Compare 2 Spark dataframes, get the records which are not in both dataframes based on multiple colum-CodePudding

I have two PySpark DataFrames. I am looking for records which are not in both datasets based on specific columns.

Sample datasets:

# Prepare Data
data_1 = [("A", 1, "data_1"), \
    ("A", 1, "data_1"), \
    ("A", 1, "data_1"), \
    ("A", 2, "data_1")
  ]

# Create DataFrame
columns= ["col_1", "col_2", "source"]
df_1 = spark.createDataFrame(data = data_1, schema = columns)
df_1.show(truncate=False)


# Prepare Data
data_2 = [("A", 1, "data_2"), \
    ("A", 1, "data_2"), \
    ("A", 1, "data_2"), \
    ("A", 3, "data_2")
  ]

# Create DataFrame
columns= ["col_1", "col_2", "source"]
df_2 = spark.createDataFrame(data = data_2, schema = columns)
df_2.show(truncate=False)

I want to compare above DataFrames based on columns col_1 & col_2 and get the records which are only in one of the DataFrames.

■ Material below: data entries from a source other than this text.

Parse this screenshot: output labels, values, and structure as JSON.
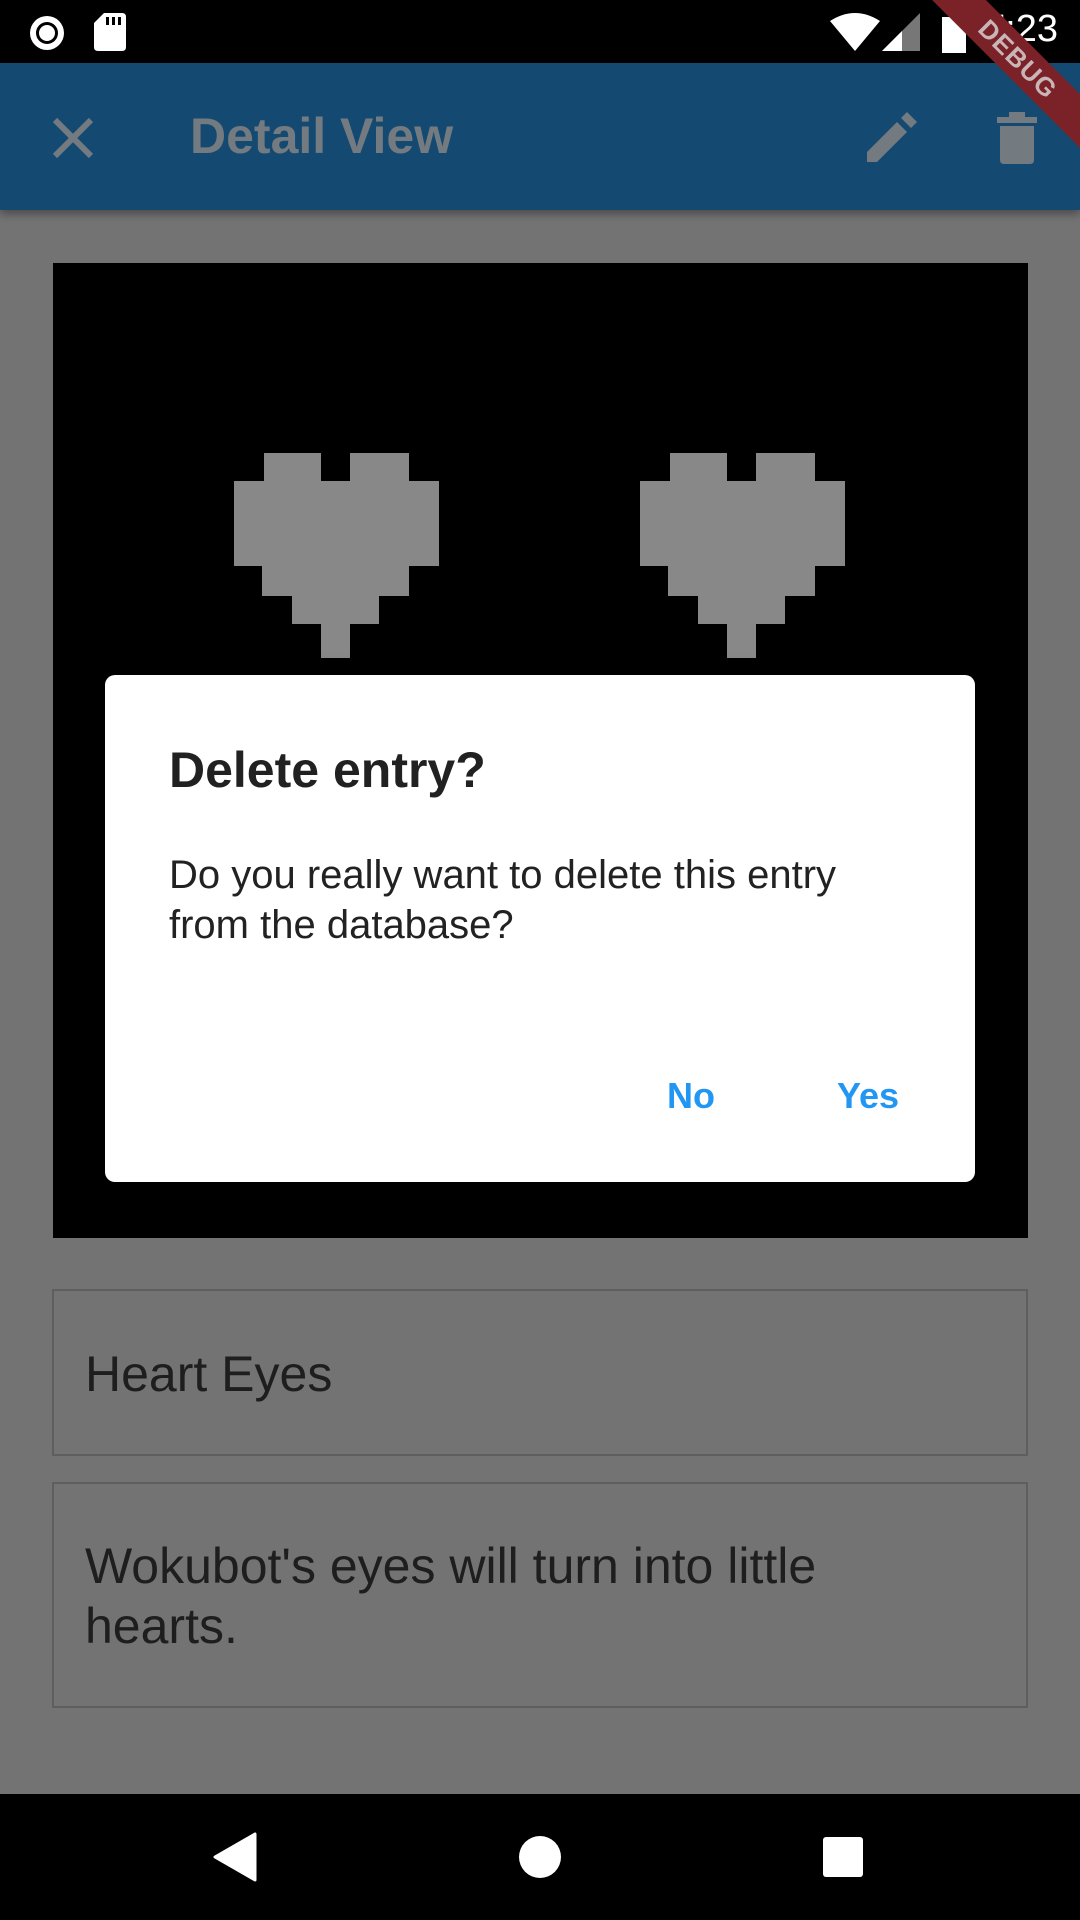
{
  "status_bar": {
    "time": "7:23",
    "icons": [
      "record-icon",
      "sd-card-icon",
      "wifi-icon",
      "signal-icon",
      "battery-icon"
    ]
  },
  "app_bar": {
    "title": "Detail View",
    "close_icon": "close-icon",
    "edit_icon": "edit-icon",
    "delete_icon": "trash-icon",
    "background": "#144a72"
  },
  "debug_banner": "DEBUG",
  "entry": {
    "image": "heart-eyes-pixel-art",
    "title": "Heart Eyes",
    "description": "Wokubot's eyes will turn into little hearts."
  },
  "dialog": {
    "title": "Delete entry?",
    "message": "Do you really want to delete this entry from the database?",
    "no_label": "No",
    "yes_label": "Yes",
    "accent": "#2196f3"
  },
  "nav_bar": {
    "icons": [
      "back-icon",
      "home-icon",
      "recents-icon"
    ]
  }
}
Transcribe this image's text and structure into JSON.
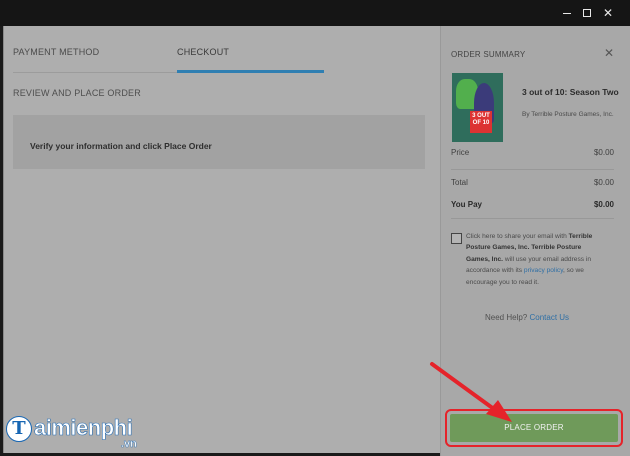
{
  "window": {
    "minimize_icon": "minimize-icon",
    "maximize_icon": "maximize-icon",
    "close_icon": "close-icon"
  },
  "tabs": [
    {
      "label": "PAYMENT METHOD",
      "active": false
    },
    {
      "label": "CHECKOUT",
      "active": true
    }
  ],
  "review": {
    "heading": "REVIEW AND PLACE ORDER",
    "message": "Verify your information and click Place Order"
  },
  "summary": {
    "title": "ORDER SUMMARY",
    "close_icon": "close-icon",
    "product": {
      "name": "3 out of 10: Season Two",
      "publisher": "By Terrible Posture Games, Inc.",
      "cover_text": "3 OUT OF 10"
    },
    "price_label": "Price",
    "price_value": "$0.00",
    "total_label": "Total",
    "total_value": "$0.00",
    "pay_label": "You Pay",
    "pay_value": "$0.00",
    "consent": {
      "part1": "Click here to share your email with",
      "bold1": "Terrible Posture Games, Inc.",
      "bold2": "Terrible Posture Games, Inc.",
      "part2": "will use your email address in accordance with its",
      "link": "privacy policy",
      "part3": ", so we encourage you to read it."
    },
    "help_text": "Need Help?",
    "help_link": "Contact Us",
    "place_order_label": "PLACE ORDER"
  },
  "colors": {
    "accent": "#2f7fb2",
    "button": "#6f9a5a",
    "highlight": "#e5232a"
  },
  "watermark": {
    "letter": "T",
    "word": "aimienphi",
    "suffix": ".vn"
  }
}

The expected results are:

col_1	col_2	source
"A"	2	"data_1"
"A"	3	"data_2"

Any idea how to solve it?

CodePudding user response：

You can do LEFT_ANTI based on two columns which will give you the records present in one dataframe but missing from another. You can then union both the outputs.

// Use comma separated string instead of colList in case of python
Dataset<Row> missingInRight = leftDF.join(rightDF, colList, "left_anti");
Dataset<Row> missingInLeft = rightDF.join(leftDF, colList, "left_anti");
missingInRight.union(missingInLeft).show();

Output:

 ----- ----- ------ 
|col_1|col_2|source|
 ----- ----- ------ 
|    A|    2|data_1|
|    A|    3|data_2|
 ----- ----- ------

You can also add a column to tell you which dataframe didn't had the record.

Dataset<Row> missingInRight = leftDF.join(rightDF, colList, "left_anti")
      .withColumn("Comment", functions.lit("NOT_IN_RIGHT"));

Dataset<Row> missingInLeft = rightDF.join(leftDF, colList, "left_anti")
       .withColumn("Comment", functions.lit("NOT_IN_LEFT"));
missingInRight.union(missingInLeft).show();

Output:

 ----- ----- ------ ------------ 
|col_1|col_2|source|     Comment|
 ----- ----- ------ ------------ 
|    A|    2|data_1|NOT_IN_RIGHT|
|    A|    3|data_2| NOT_IN_LEFT|
 ----- ----- ------ ------------

In case of comparing all the columns, you can use "except"

leftDF.except(rightDF)